Nidal, tu es en train de mourir dans une prison israélienne et je ne sais pas comment te sauver

Tu es en train de mourir de faim et de colite dans la prison Meggido, où tu es détenu sans accusations ni procès. Que tes ravisseurs-affameurs soient maudits.

Mon frère Nidal,

Le 24 mars nous avons appris avec horreur la mort de Waleed Ahmad, de Silwad, dans une cellule de la prison Megiddo, où tu es aussi retenu prisonnier sans accusations, ni procès. Contrairement à toi, il était jeune et en bonne santé, un athlète. Il avait 17 ans quand il est mort. Toi, d’un autre côté, tu as déjà passé 55 ans et même avant d’être emmené, tu n’aurais pas pu être décrit comme au mieux de ta santé.

Contrairement à beaucoup d’autres avant lui, Waleed n’a pas été battu, ni torturé à mort. Il est mort de faim. Oui, seulement cela. Il a été affamé par ses geôliers jusqu’à ce qu’il cesse de vivre. Les prisonniers récemment libérés disent qu’ils recevaient deux cuillerées de lentilles comme repas principal de la journée et donc Waleed est mort de la famine délibérée, planifiée que le service des prisons et l’armée imposent sur les prisons.

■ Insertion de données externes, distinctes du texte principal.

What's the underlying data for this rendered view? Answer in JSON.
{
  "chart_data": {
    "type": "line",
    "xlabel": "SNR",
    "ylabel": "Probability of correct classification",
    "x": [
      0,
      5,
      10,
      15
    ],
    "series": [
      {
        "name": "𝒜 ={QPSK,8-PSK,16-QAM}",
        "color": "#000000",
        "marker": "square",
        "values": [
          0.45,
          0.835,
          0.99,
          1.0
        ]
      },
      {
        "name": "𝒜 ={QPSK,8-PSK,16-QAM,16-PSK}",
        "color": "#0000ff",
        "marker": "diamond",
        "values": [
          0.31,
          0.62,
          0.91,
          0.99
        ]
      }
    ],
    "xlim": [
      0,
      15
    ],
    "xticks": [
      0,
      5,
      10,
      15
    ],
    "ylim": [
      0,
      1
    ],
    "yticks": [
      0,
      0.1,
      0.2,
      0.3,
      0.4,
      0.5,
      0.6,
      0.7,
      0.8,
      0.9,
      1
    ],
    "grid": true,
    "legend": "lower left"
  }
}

Il est aussi mort d’une épidémie de colite infectieuse qui sévit à Megiddo, où aucun traitement n’est donné à ceux qui en souffrent.

Nidal, tu es totalement coupé du monde extérieur et tu ne sais pas cela, mais Waleed a été l’un des 79 prisonniers au moins qui ont été tués au cours des derniers dix-huit mois dans les cachots qu’Israël appelle prisons. C’est-à-dire qu’il y en a 79 dont nous sommes sûrs. Il est douteux que nous connaissions jamais le nombre réel de tous ceux qui y sont morts.

Nidal, mon frère, mon inquiétude — que je partage avec tous tes parents, tes amis et tes connaissances —a augmenté de manière incommensurable depuis ce moment. Par hasard, je connais le médecin qui a participé à l’autopsie de Waleed. Il est secoué. Je n’ai jamais entendu un tel choc dans sa voix, car il n’avait jamais été témoin d’un tel cas de famine sévère endommageant l’organisme comme celui qu’il a observé sur le cadavre de Waleed. Jamais — excepté dans la littérature médicale décrivant la condition des survivants des camps de concentration.

Nidal, mon frère, Riham t’a rendu visite hier après que nous avons reçu, d’une manière ou d’une autre, la nouvelle que tu avais la gale. Mais de manière horrible, la gale n’est pas ce qui dévore ton corps ; c’est plutôt la même colite qui a tué Waleed. Nidal, pardonne-moi mon frère, mais je ne sais pas ce que nous pouvons faire pour te sauver la vie.

Quand elle est sortie de Megiddo, Riham m’a appelé en larmes pour me transmettre ce qu’elle avait vu. Je n’ai pas pleuré, parce que j’étais de l’autre côté de la ligne, parce que je n’avais pas vu moi-même ta forme mourante, en train de s’estomper. Et pourtant, je pleure maintenant amèrement à travers ces mots, dans une lettre qu’il n’y aucun moyen de te faire parvenir.

Nidal, mon frère, Riham dit que tu n’es pas toi-même. Devant elle, s’est tenu un squelette humain dont la peau pend sur les os comme un sac, dont les yeux regardent avec difficulté depuis les cavités qui étaient autrefois ses orbites. Tu as dit que tu pèses cinquante kilos. Tu as dit que tu souffres de terribles douleurs d’estomac qui ne s’arrêtent pas et t’empêchent de dormir, que tu vomis et que tu as de la diarrhée et que tu t’es évanoui deux fois.

Pire peut-être, tu as dit que tu ne reçois aucun traitement et que pas un, ni deux, mais la moitié de tes compagnons de cellule ont une colite et que la peau de quelques-uns pourrit aussi sous les croûtes de la gale. Nidal, mon frère, que tes ravisseurs-affameurs soient maudits et que maudits nous soyons tous, parce que je ne sais pas comment nous pouvons te sauver.